One important piece of context that might make all these stories less confusing for non-googlers:

Code references are less important inside Google editors, because we have a code viewer tool inside the web browser.

Most people read, explore, follow references, and share permalinks to the view-only tool. It’s a lot better than viewing code in GitHub. It’s super fast, is connected to language servers and can actually trace referenced, and overall has a million little features optimized for reading code.

We also have a code reviewer tool, and a separate tool to run and view CI runs.

So what’s left for the editor? Syntax highlighting?

I would tend to view code, run tests and CI, and review in separate tools specialized for their specific use case. The code editor was just a place where I would type in my changes.

I’d imagine this workflow feels weird to people who learned in one-stop-shop IntelliJ and GitHub world. But I can’t emphasize how much better these other tools were compared to GitHib. So a code editor that also lets me read, review, and test code didn’t really matter for me when I had a collection of smaller tools specialized for each individual task.

To make this more concrete, the Chromium source code browser has a subset of the functionality of the internal Code Search tool. For example, you can left click on symbols to go to reference and right click to find all references:

https://source.chromium.org/chromium/chromium/src/+/main:ipc...

In fact a lot of Google software projects have a public version of code search: https://cs.opensource.google/

How is this so much faster than browsing my tiny little repo on Github? What is Github doing so wrong??

Wow that is a lot faster and nicer than Github.

This is a good example of large companies wouldn't send someone across the street to pick up $1M off the ground. If Google actually released that and a repo to public, they could take Githubs throne. But a few $B business isn't worthit for them.

It's not that the $2B business isn't interesting, it's competing with GitHub would be a major undertaking and the opportunity cost of doing that is probably more than $2B.

> It’s super fast, is connected to language servers and can actually trace referenced

Nit: not connected to language servers, it's connected to Kythe. LSP doesn't have the same kind of functionality.

Every large tech company of 80s, 90s & 2K (Google, eBay & all) have similar history when it comes to IDE, Source Control, Build Systems etc.,. This is not specific to Google.

This...I noticed a real productivity increase when going from Cider/VSCode to JetBrains/IDEA/IntelliJ for Kotlin code editing. Having a "real" IDE was still a plus, if just for the better code completion.

AI has mostly changed the way I write code, I guess, so I rarely use JetBrains anymore, but a few years ago it was clearly a win to use a real IDE at least for Kotlin programming.

JetBrains has several niches it excels in.
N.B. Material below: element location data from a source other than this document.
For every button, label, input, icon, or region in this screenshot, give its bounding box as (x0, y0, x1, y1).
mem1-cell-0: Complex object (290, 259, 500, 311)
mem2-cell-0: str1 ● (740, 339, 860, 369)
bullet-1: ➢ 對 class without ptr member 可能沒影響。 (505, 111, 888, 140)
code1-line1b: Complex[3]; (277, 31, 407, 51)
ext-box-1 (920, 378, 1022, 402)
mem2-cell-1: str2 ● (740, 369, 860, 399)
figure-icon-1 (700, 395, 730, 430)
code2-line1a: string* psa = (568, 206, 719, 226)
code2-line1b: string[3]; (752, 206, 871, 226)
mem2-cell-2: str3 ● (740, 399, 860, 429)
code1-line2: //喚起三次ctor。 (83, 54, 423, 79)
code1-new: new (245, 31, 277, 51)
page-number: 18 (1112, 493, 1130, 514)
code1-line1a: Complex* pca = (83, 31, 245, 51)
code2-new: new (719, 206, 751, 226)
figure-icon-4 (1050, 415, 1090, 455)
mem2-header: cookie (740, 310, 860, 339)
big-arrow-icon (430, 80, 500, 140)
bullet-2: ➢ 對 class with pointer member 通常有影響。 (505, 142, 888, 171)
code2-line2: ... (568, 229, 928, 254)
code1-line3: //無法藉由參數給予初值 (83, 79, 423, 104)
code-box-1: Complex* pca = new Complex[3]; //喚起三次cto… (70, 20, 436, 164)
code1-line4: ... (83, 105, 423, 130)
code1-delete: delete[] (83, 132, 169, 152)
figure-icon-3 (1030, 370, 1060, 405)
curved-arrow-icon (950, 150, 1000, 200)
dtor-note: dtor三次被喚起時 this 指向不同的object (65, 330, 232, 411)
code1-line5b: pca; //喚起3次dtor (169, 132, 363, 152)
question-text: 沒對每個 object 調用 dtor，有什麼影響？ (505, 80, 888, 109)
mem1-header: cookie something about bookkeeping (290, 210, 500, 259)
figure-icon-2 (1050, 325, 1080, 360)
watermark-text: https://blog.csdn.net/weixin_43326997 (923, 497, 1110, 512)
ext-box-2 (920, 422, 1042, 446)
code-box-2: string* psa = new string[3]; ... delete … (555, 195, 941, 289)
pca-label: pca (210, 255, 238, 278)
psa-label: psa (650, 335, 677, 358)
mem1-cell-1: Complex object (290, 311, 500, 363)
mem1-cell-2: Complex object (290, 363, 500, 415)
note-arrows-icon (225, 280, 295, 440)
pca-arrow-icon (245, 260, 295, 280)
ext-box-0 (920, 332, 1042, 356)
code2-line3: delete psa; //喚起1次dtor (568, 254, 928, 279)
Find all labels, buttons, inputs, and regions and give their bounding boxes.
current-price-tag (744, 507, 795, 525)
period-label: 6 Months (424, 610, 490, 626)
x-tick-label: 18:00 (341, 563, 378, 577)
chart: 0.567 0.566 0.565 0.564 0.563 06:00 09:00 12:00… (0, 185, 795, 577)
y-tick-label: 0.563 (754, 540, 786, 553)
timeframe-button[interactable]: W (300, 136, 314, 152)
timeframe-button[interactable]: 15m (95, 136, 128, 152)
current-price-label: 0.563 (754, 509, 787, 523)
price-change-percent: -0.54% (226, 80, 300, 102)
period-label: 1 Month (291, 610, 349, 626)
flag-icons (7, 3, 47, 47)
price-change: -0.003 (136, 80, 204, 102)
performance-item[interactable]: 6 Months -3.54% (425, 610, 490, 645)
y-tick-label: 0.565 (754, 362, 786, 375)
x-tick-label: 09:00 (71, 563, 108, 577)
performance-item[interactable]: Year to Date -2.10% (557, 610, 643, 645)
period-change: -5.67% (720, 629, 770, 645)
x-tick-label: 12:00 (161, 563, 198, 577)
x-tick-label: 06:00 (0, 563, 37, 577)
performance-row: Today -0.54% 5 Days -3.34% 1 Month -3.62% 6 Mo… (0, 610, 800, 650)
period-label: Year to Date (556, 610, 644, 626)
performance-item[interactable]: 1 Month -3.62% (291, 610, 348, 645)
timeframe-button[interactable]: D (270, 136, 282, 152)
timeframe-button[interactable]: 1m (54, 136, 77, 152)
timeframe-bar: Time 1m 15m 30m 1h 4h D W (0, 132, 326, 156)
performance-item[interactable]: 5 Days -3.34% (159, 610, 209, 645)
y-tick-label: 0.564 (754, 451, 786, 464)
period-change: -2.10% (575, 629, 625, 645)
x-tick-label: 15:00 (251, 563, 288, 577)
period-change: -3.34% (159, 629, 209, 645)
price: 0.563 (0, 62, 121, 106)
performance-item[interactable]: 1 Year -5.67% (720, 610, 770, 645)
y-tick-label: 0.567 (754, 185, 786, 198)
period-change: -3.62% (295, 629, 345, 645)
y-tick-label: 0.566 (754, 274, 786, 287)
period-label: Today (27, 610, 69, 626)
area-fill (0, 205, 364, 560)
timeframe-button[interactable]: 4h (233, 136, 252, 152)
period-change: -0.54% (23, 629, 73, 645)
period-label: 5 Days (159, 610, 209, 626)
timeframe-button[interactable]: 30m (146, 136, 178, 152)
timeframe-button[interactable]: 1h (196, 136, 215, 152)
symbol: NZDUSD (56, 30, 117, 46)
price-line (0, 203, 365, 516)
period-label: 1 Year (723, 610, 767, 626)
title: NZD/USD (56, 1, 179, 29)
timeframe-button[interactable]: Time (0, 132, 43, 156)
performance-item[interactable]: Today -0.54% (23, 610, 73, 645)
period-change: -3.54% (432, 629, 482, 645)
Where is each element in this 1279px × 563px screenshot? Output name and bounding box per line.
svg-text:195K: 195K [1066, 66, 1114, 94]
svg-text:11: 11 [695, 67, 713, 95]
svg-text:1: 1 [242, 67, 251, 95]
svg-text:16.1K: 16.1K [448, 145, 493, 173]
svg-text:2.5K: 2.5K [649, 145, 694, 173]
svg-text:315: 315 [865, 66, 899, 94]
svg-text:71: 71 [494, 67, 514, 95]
DataGrip is by far the most important tool in my toolbox, as it allows me to work with every database type imaginable in one place (Databricks, Postgres, MSSQL, Oracle, etc.).

What tools available to the public would you say is similar to this workflow?

Sourcegraph is the closest external thing I've found to Google's internal web tool for viewing code.

The startup I'm at (ersc.io) is working in this space (version control more than the IDE side of things), because, in my opinion, there just plain isn't any.

The only thing remotely close is a monorepo checkout ... with all the problems that come with that.